NORWICH, United Kingdom – A UKIP Councillor who has fought a two year battle to clear his name after being accused of falsifying nomination forms and signatures has an agonising wait to hear if the prosecution will call a retrial for the final two charges.
Yesterday, the jury at Norwich Crown Court found UKIP Councillor Matthew Smith not guilty on four counts of using a false instrument with intent which in each case referred to false signatures of candidates on nomination papers for the 2013 county elections.
Following the permission to allow a majority decision, the jury found Mr Smith Not Guilty of a further three offences of causing or permitting a false statement to be included in a nomination form.
The first four Mr Smith was found Not Guilty of included the most serious charges that he faced, each potentially carrying a term of ten years imprisonment.
The jury then retired to consider the final two counts concerning the lesser charges of allowing or submitting nomination papers with false signatures of assentors.
One of those remaining was the nomination form for West Clegg Division of Norfolk County Council, on which two co-defendants were found Not Guilty yesterday. No UKIP candidate was elected for those divisions.
These results needed to be decided by a majority of at least ten jurors, but the foreman indicated to the judge that this was unlikely to happen.
With the jury now being dismissed, Cllr Smith faces an agonising wait to find out if the prosecution will insist that there is a retrial on the final two charges of submitting a nomination paper with false assentors.
The decision rests with the Crown Prosecution Service.

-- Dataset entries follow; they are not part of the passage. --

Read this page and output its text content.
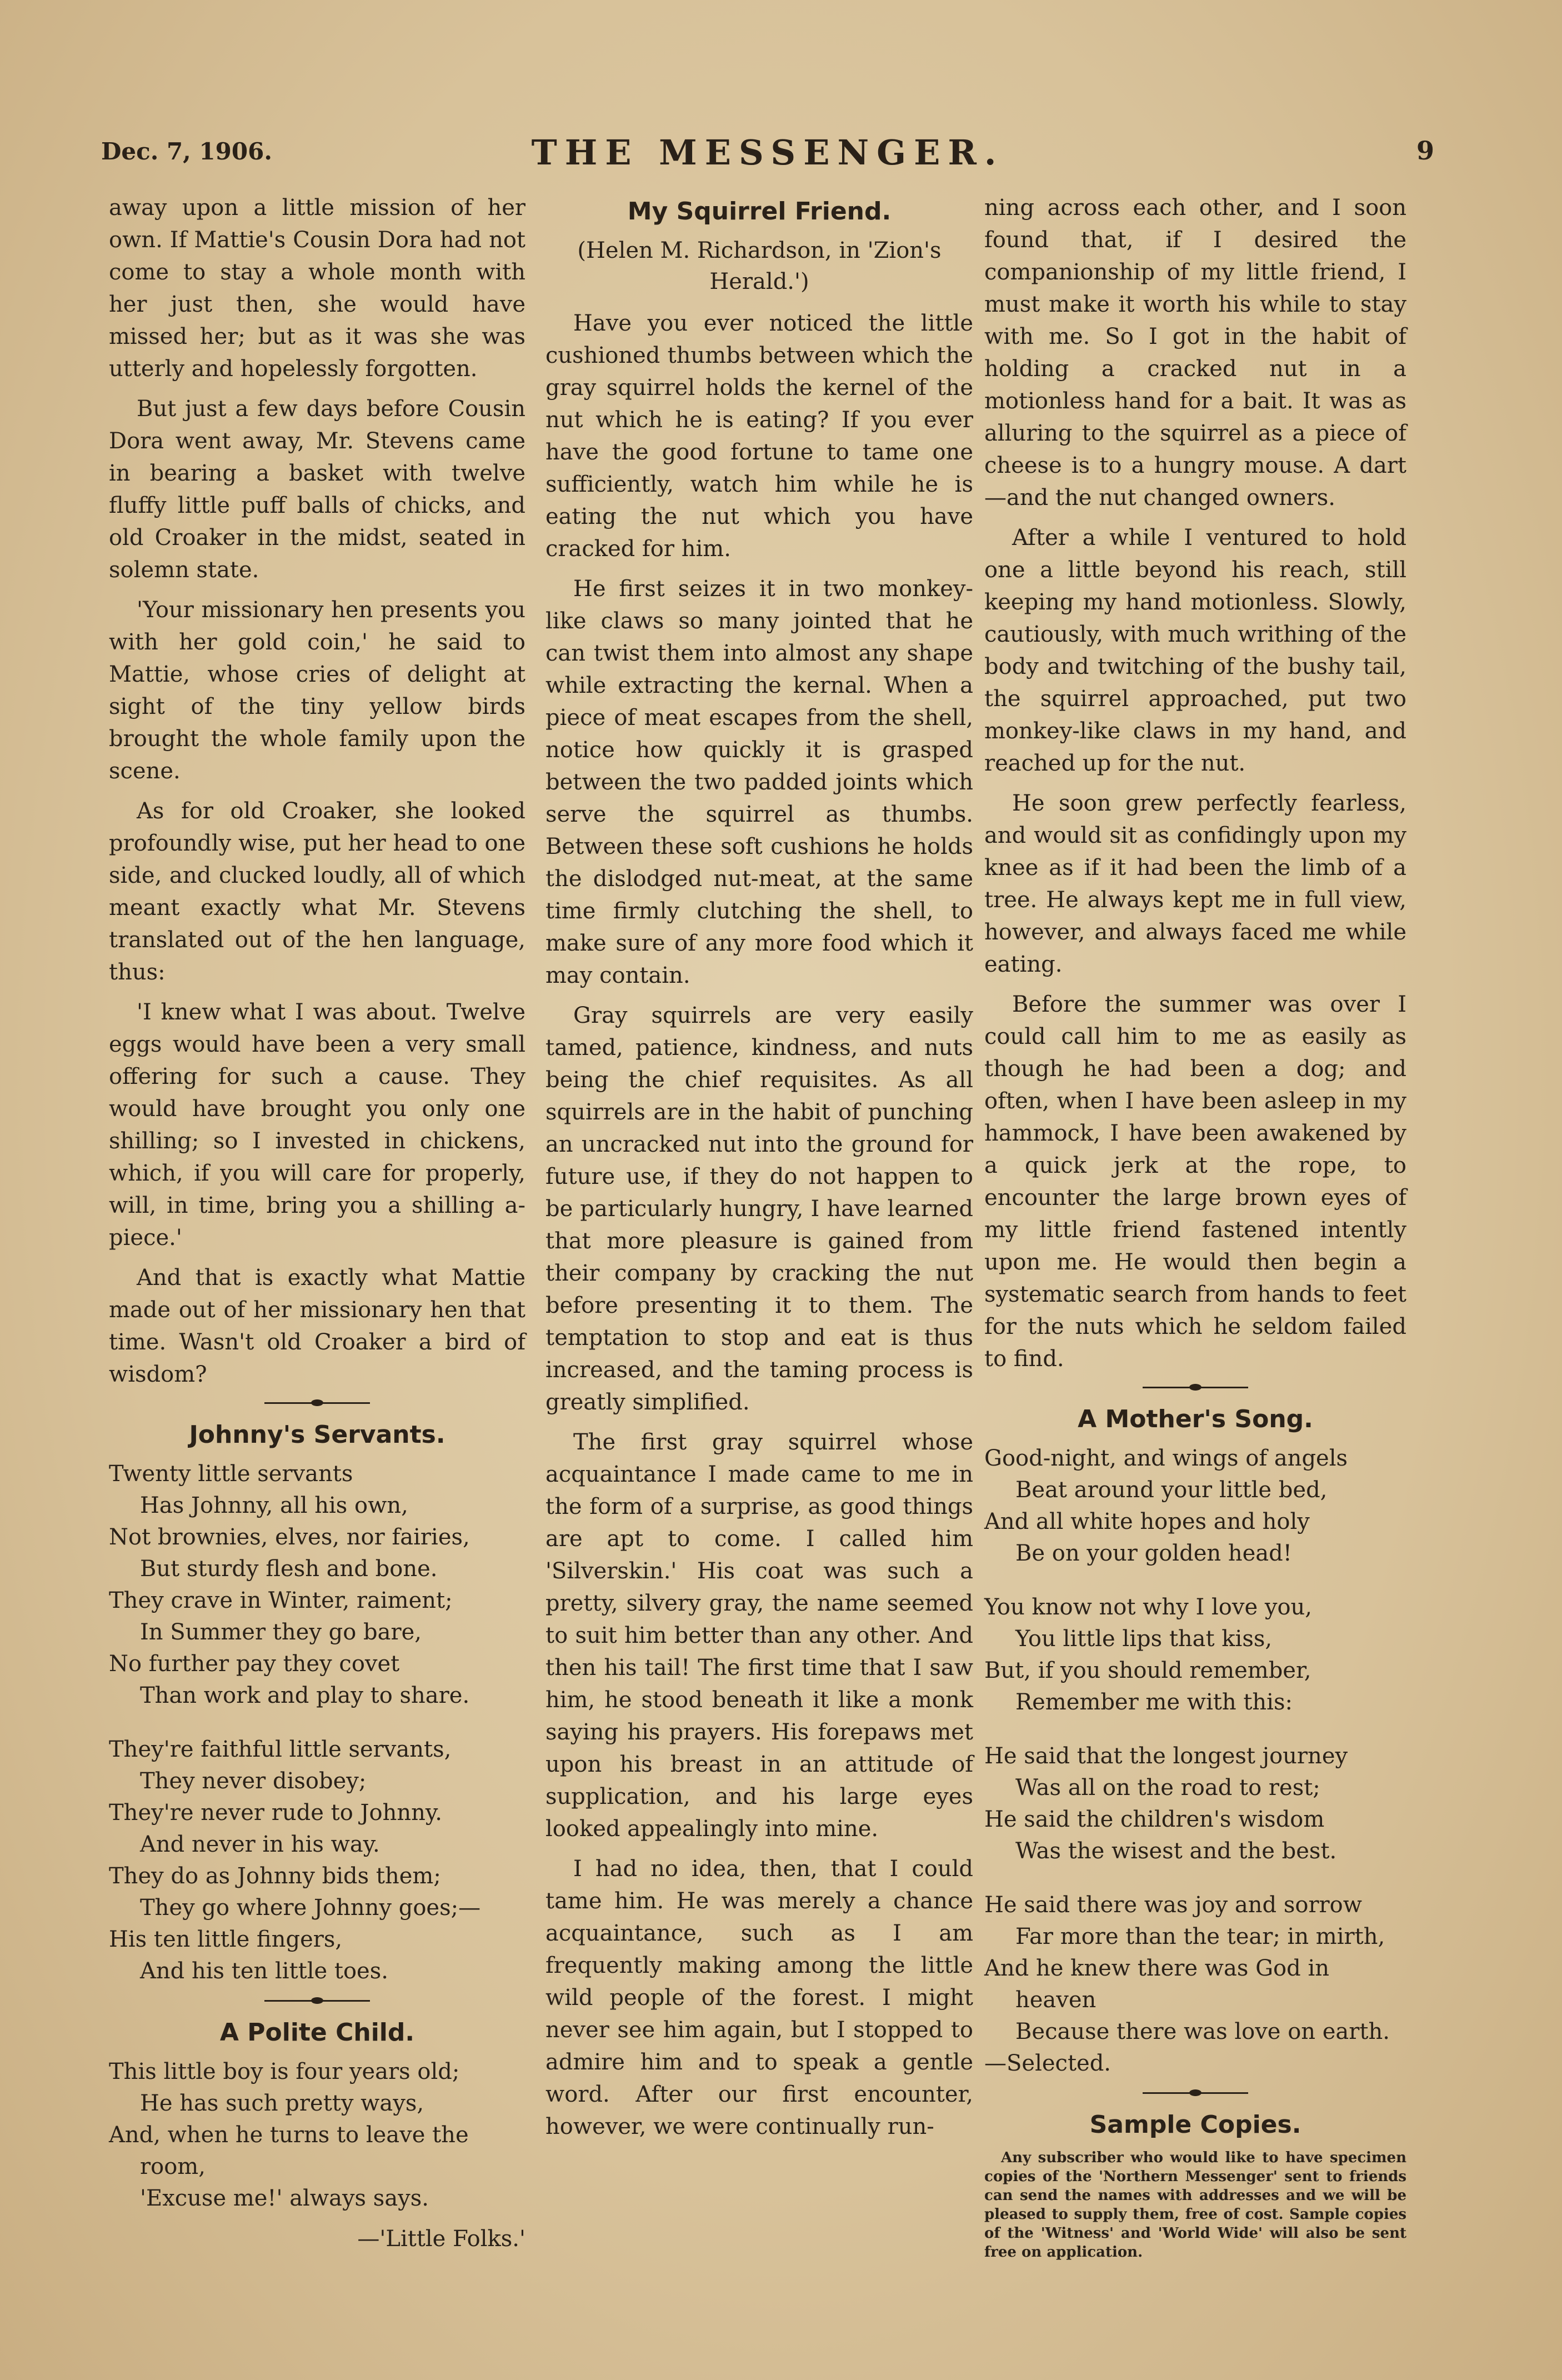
Dec. 7, 1906.	THE MESSENGER.	9

away upon a little mission of her own. If Mattie's Cousin Dora had not come to stay a whole month with her just then, she would have missed her; but as it was she was utterly and hopelessly forgotten.

But just a few days before Cousin Dora went away, Mr. Stevens came in bearing a basket with twelve fluffy little puff balls of chicks, and old Croaker in the midst, seated in solemn state.

'Your missionary hen presents you with her gold coin,' he said to Mattie, whose cries of delight at sight of the tiny yellow birds brought the whole family upon the scene.

As for old Croaker, she looked profoundly wise, put her head to one side, and clucked loudly, all of which meant exactly what Mr. Stevens translated out of the hen language, thus:

'I knew what I was about. Twelve eggs would have been a very small offering for such a cause. They would have brought you only one shilling; so I invested in chickens, which, if you will care for properly, will, in time, bring you a shilling a-piece.'

And that is exactly what Mattie made out of her missionary hen that time. Wasn't old Croaker a bird of wisdom?

Johnny's Servants.
Twenty little servants
Has Johnny, all his own,
Not brownies, elves, nor fairies,
But sturdy flesh and bone.
They crave in Winter, raiment;
In Summer they go bare,
No further pay they covet
Than work and play to share.
They're faithful little servants,
They never disobey;
They're never rude to Johnny.
And never in his way.
They do as Johnny bids them;
They go where Johnny goes;—
His ten little fingers,
And his ten little toes.
A Polite Child.
This little boy is four years old;
He has such pretty ways,
And, when he turns to leave the
room,
'Excuse me!' always says.

—'Little Folks.'

My Squirrel Friend.
(Helen M. Richardson, in 'Zion's Herald.')

Have you ever noticed the little cushioned thumbs between which the gray squirrel holds the kernel of the nut which he is eating? If you ever have the good fortune to tame one sufficiently, watch him while he is eating the nut which you have cracked for him.

He first seizes it in two monkey-like claws so many jointed that he can twist them into almost any shape while extracting the kernal. When a piece of meat escapes from the shell, notice how quickly it is grasped between the two padded joints which serve the squirrel as thumbs. Between these soft cushions he holds the dislodged nut-meat, at the same time firmly clutching the shell, to make sure of any more food which it may contain.

Gray squirrels are very easily tamed, patience, kindness, and nuts being the chief requisites. As all squirrels are in the habit of punching an uncracked nut into the ground for future use, if they do not happen to be particularly hungry, I have learned that more pleasure is gained from their company by cracking the nut before presenting it to them. The temptation to stop and eat is thus increased, and the taming process is greatly simplified.

The first gray squirrel whose acquaintance I made came to me in the form of a surprise, as good things are apt to come. I called him 'Silverskin.' His coat was such a pretty, silvery gray, the name seemed to suit him better than any other. And then his tail! The first time that I saw him, he stood beneath it like a monk saying his prayers. His forepaws met upon his breast in an attitude of supplication, and his large eyes looked appealingly into mine.

I had no idea, then, that I could tame him. He was merely a chance acquaintance, such as I am frequently making among the little wild people of the forest. I might never see him again, but I stopped to admire him and to speak a gentle word. After our first encounter, however, we were continually run-

ning across each other, and I soon found that, if I desired the companionship of my little friend, I must make it worth his while to stay with me. So I got in the habit of holding a cracked nut in a motionless hand for a bait. It was as alluring to the squirrel as a piece of cheese is to a hungry mouse. A dart—and the nut changed owners.

After a while I ventured to hold one a little beyond his reach, still keeping my hand motionless. Slowly, cautiously, with much writhing of the body and twitching of the bushy tail, the squirrel approached, put two monkey-like claws in my hand, and reached up for the nut.

He soon grew perfectly fearless, and would sit as confidingly upon my knee as if it had been the limb of a tree. He always kept me in full view, however, and always faced me while eating.

Before the summer was over I could call him to me as easily as though he had been a dog; and often, when I have been asleep in my hammock, I have been awakened by a quick jerk at the rope, to encounter the large brown eyes of my little friend fastened intently upon me. He would then begin a systematic search from hands to feet for the nuts which he seldom failed to find.

A Mother's Song.
Good-night, and wings of angels
Beat around your little bed,
And all white hopes and holy
Be on your golden head!
You know not why I love you,
You little lips that kiss,
But, if you should remember,
Remember me with this:
He said that the longest journey
Was all on the road to rest;
He said the children's wisdom
Was the wisest and the best.
He said there was joy and sorrow
Far more than the tear; in mirth,
And he knew there was God in
heaven
Because there was love on earth.
—Selected.
Sample Copies.

Any subscriber who would like to have specimen copies of the 'Northern Messenger' sent to friends can send the names with addresses and we will be pleased to supply them, free of cost. Sample copies of the 'Witness' and 'World Wide' will also be sent free on application.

Matthew Smith, 27, was the UKIP Parliamentary Candidate for Great Yarmouth and looked likely to be one of the party’s first MPs after achieving huge success in the county and borough elections. The constituency is still a three way marginal, but Mr Smith stepping down as the candidate could only have been good news for the incumbent MP, Minister Brandon Lewis, and the Labour candidate who are now facing a lesser rival in Alan Grey.
The defence’s case received a huge boost when the Association Chairman of Great Yarmouth Conservatives vouched for the defendant and admitted to the court that there was frustration and anger in the party following the UKIP surge in the town.
Jennifer Beesley, who was ordered to attend to give evidence, revealed to the court that following the disappointing results, some of her conservative colleagues had made comments about wanting to discredit Mr Smith, who was a former employee of the party.
“Feelings were running high at the meeting,” she told the jury, adding that Mr Smith was discussed at the meeting of local Conservative members.
She said under oath that one Tory councillor, George Jermany, made a comment asking why Mr Smith was dismissed from his job – following which he won a case of unfair dismissal – and asked if the reasons could “damage his reputation”.
Pointing out that the employment dispute included a confidentially clause she revealed that she was unimpressed with the behaviour of her Conservative colleagues, saying “After the behaviour of that meeting I am afraid I was rather disgusted.”
The prosecution have until 1400hrs today to decide.